Het is een rustige dinsdagavond op het treinstation van Tianjin. Samen met twee collega’s wacht ik op de trein terug naar Beijing. Er komt een Chinese man langslopen, en zodra zijn blik op ons valt blijft hij acuut stilstaan. Hij loopt direct op mijn Poolse colleaga af, gaat vlak voor haar staan, kijkt haar recht in het gezicht en stelt onomwonden: “Jij bent zeker een buitenlander!” Het is duidelijk dat deze man onopgeleid is, waarschijnlijk is het een migrantenarbeider op doorreis. Mijn collega spreekt niet genoeg Chinees om de man goed te kunnen verstaan, en kijkt mij vragend aan. Ik vertaal zijn vraag, maar we zijn alledrie wat onwillig om hem te antwoorden. Ik denk dat de meeste mensen wel een beetje verbouwereerd zijn als er ineens een wildvreemde man op je af komt stormen om te stellen dat je vast een buitenlander bent.

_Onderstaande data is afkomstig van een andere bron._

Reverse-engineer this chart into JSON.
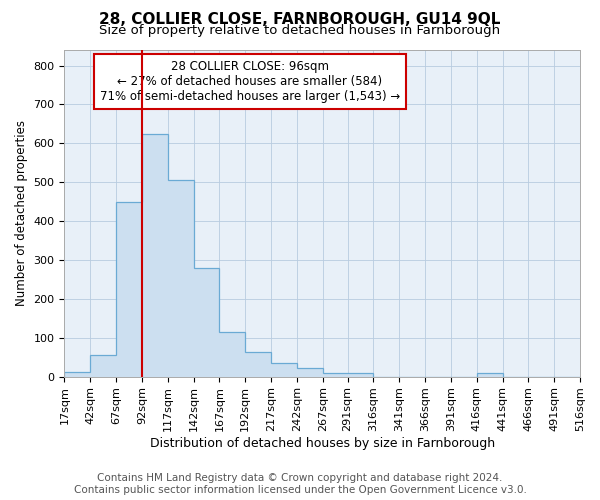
{
  "title": "28, COLLIER CLOSE, FARNBOROUGH, GU14 9QL",
  "subtitle": "Size of property relative to detached houses in Farnborough",
  "xlabel": "Distribution of detached houses by size in Farnborough",
  "ylabel": "Number of detached properties",
  "bar_color": "#ccdff0",
  "bar_edge_color": "#6aaad4",
  "background_color": "#ffffff",
  "plot_bg_color": "#e8f0f8",
  "grid_color": "#b8cce0",
  "annotation_box_color": "#cc0000",
  "vline_color": "#cc0000",
  "vline_x": 92,
  "annotation_text": "28 COLLIER CLOSE: 96sqm\n← 27% of detached houses are smaller (584)\n71% of semi-detached houses are larger (1,543) →",
  "bin_edges": [
    17,
    42,
    67,
    92,
    117,
    142,
    167,
    192,
    217,
    242,
    267,
    291,
    316,
    341,
    366,
    391,
    416,
    441,
    466,
    491,
    516
  ],
  "bar_heights": [
    12,
    55,
    450,
    625,
    505,
    280,
    115,
    62,
    35,
    22,
    10,
    8,
    0,
    0,
    0,
    0,
    8,
    0,
    0,
    0
  ],
  "ylim": [
    0,
    840
  ],
  "yticks": [
    0,
    100,
    200,
    300,
    400,
    500,
    600,
    700,
    800
  ],
  "footnote": "Contains HM Land Registry data © Crown copyright and database right 2024.\nContains public sector information licensed under the Open Government Licence v3.0.",
  "title_fontsize": 11,
  "subtitle_fontsize": 9.5,
  "xlabel_fontsize": 9,
  "ylabel_fontsize": 8.5,
  "tick_fontsize": 8,
  "footnote_fontsize": 7.5
}
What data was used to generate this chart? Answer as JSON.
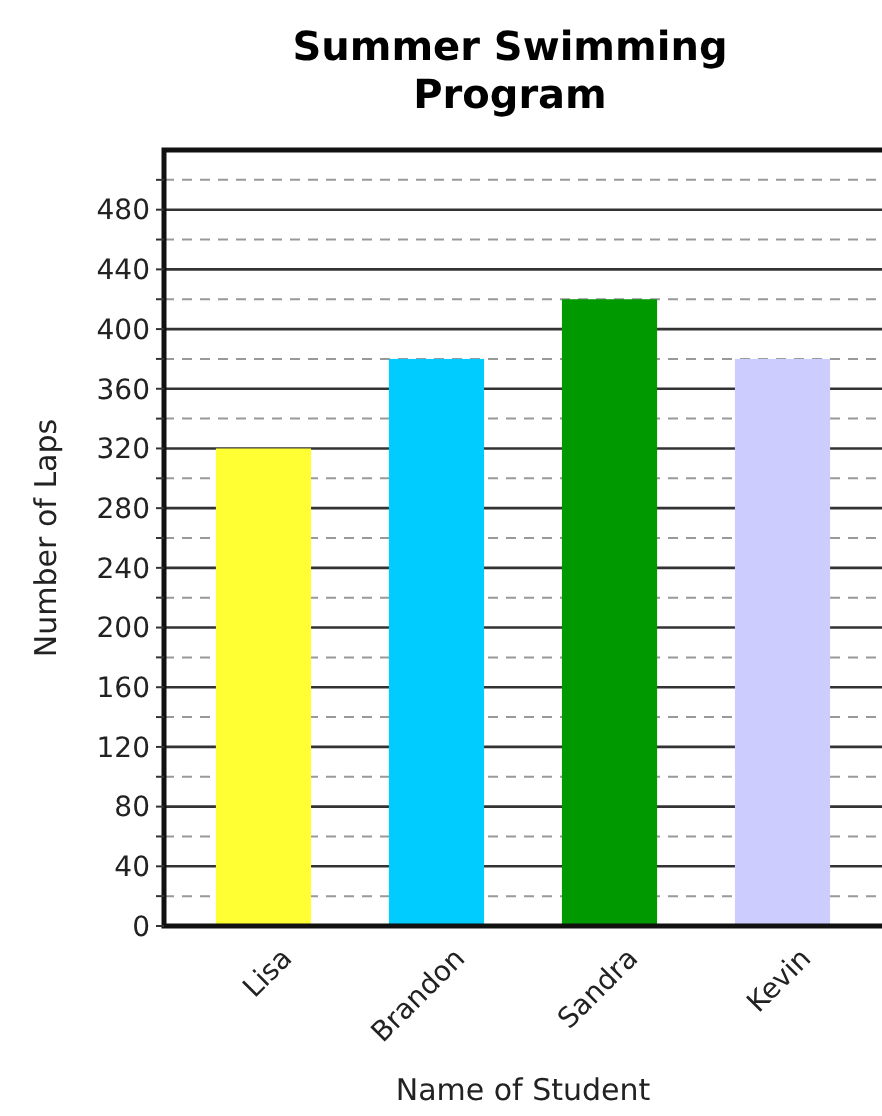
{
  "chart_data": {
    "type": "bar",
    "title": "Summer Swimming Program",
    "xlabel": "Name of Student",
    "ylabel": "Number of Laps",
    "categories": [
      "Lisa",
      "Brandon",
      "Sandra",
      "Kevin"
    ],
    "values": [
      320,
      380,
      420,
      380
    ],
    "colors": [
      "#ffff33",
      "#00ccff",
      "#009900",
      "#ccccff"
    ],
    "ylim": [
      0,
      520
    ],
    "yticks": [
      0,
      {
        "value": 20,
        "label": null
      },
      40,
      {
        "value": 60,
        "label": null
      },
      80,
      {
        "value": 100,
        "label": null
      },
      120,
      {
        "value": 140,
        "label": null
      },
      160,
      {
        "value": 180,
        "label": null
      },
      200,
      {
        "value": 220,
        "label": null
      },
      240,
      {
        "value": 260,
        "label": null
      },
      280,
      {
        "value": 300,
        "label": null
      },
      320,
      {
        "value": 340,
        "label": null
      },
      360,
      {
        "value": 380,
        "label": null
      },
      400,
      {
        "value": 420,
        "label": null
      },
      440,
      {
        "value": 460,
        "label": null
      },
      480,
      {
        "value": 500,
        "label": null
      }
    ],
    "grid": true
  }
}
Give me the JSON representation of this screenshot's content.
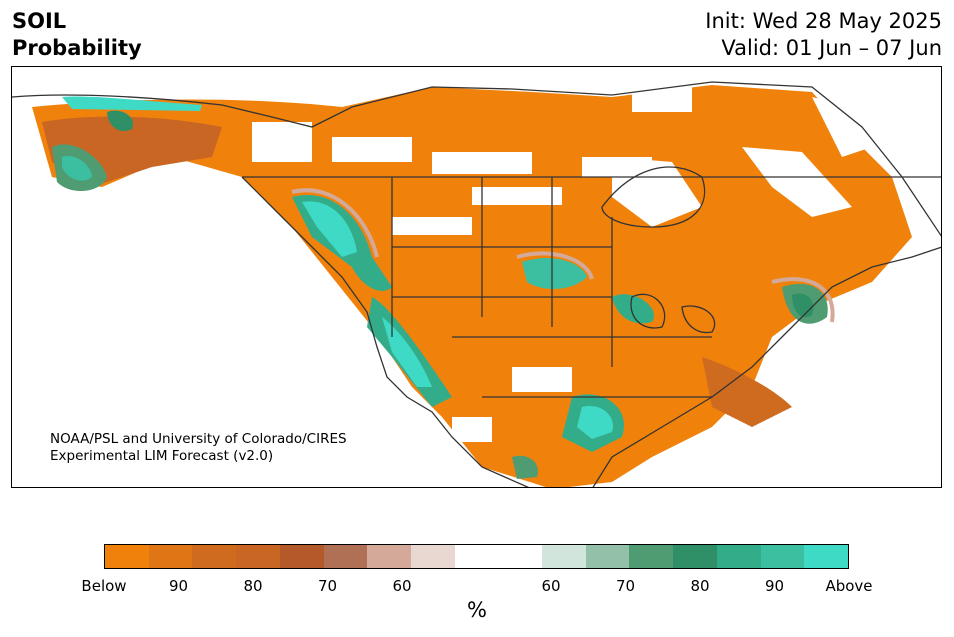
{
  "header": {
    "title_line1": "SOIL",
    "title_line2": "Probability",
    "init": "Init: Wed 28 May 2025",
    "valid": "Valid: 01 Jun – 07 Jun"
  },
  "map": {
    "credit_line1": "NOAA/PSL and University of Colorado/CIRES",
    "credit_line2": "Experimental LIM Forecast (v2.0)"
  },
  "colorbar": {
    "colors": [
      "#f0820c",
      "#df7515",
      "#cf6b1e",
      "#c96623",
      "#b3592a",
      "#b07055",
      "#d5a999",
      "#e9d8d1",
      "#ffffff",
      "#ffffff",
      "#d1e5dd",
      "#92c0a8",
      "#4f9b72",
      "#2f8f66",
      "#33ac8a",
      "#3bbfa0",
      "#3fdac6"
    ],
    "tick_labels": [
      "Below",
      "90",
      "80",
      "70",
      "60",
      "60",
      "70",
      "80",
      "90",
      "Above"
    ],
    "unit": "%"
  }
}
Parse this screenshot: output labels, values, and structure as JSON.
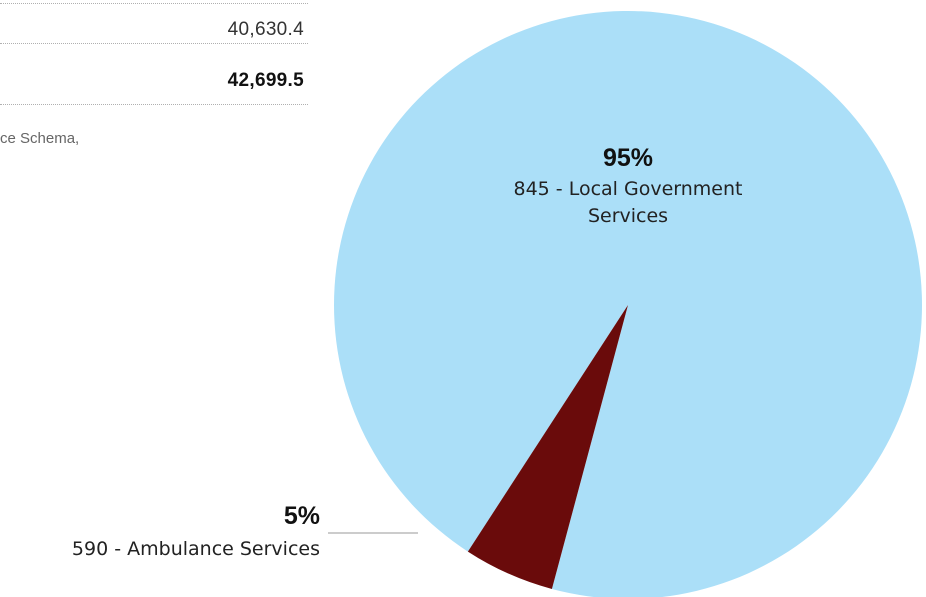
{
  "table": {
    "rows": [
      {
        "value": "40,630.4"
      },
      {
        "value": "42,699.5"
      }
    ]
  },
  "source_fragment": "ce Schema,",
  "chart_data": {
    "type": "pie",
    "slices": [
      {
        "name_lines": [
          "845 - Local Government",
          "Services"
        ],
        "label": "95%",
        "value": 95,
        "color": "#abdff8"
      },
      {
        "name_lines": [
          "590 - Ambulance Services"
        ],
        "label": "5%",
        "value": 5,
        "color": "#6a0b0b"
      }
    ],
    "legend": "none"
  }
}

De man vat onze stilte verkeerd op en denkt dat we hem niet hebben verstaan. Hij herhaalt zijn vraag en richt zich daarbij niet meer alleen tot mijn collega, maar kijkt ons alledrie aan. Het is duidelijk dat hij in zijn leven niet veel buitenlanders tegengekomen kan zijn. Hij komt niet onbeleefd over, uit zijn ogen straalt nieuwschierigheid. Omdat ik het een beetje suf vind om zijn vraag met “Ja, wij zijn buitenlanders” te beantwoorden, reageer ik door de bal terug te kaatsten met: “U bent zeker een Chinees!”. Hierop reageert de man bijzonder blij. Hij steekt zijn beide duimen in de lucht en bevestigt: “Klopt! Ik ben een Chinees! Jullie zijn buitenlanders hé?” Zijn vriendelijkheid en enthousiasme werken aanstekelijk, en ik bevestig dat wij inderdaad uit het buitenland komen. Ik vraag hem waarom hij denkt dat wij buitenlanders zijn hierop reageert hij triomfantelijk: “Jullie zien er heel anders uit dan Chinezen! Jullie huid is zo wit dat ik al wel dacht dat jullie buitenlanders zijn! Uit welk buitenland komen jullie?” Ik leg uit dat we uit Polen, Engeland en Nederland komen. De man kijkt me daarop niet-begrijpend aan en ik licht toe: “Wij komen uit Europa”. Dit antwoord komt hem wel bekend voor, en hij reageert vrolijk: “Europa, hardstikke goed! Wat doen jullie hier in China?” Ik antwoord dat we bij de European Chamber of Commerce werken, en opnieuw maakt zijn schaapachtige blik duidelijk dat deze informatie niet door hem wordt verwerkt. Daarom verduidelijk ik: “Wij werken in een kantoor”. Hiermee kan de man wel iets, en opnieuw steekt hij blij twee duimen in de lucht: “Jullie werken op kantoor, geweldig!”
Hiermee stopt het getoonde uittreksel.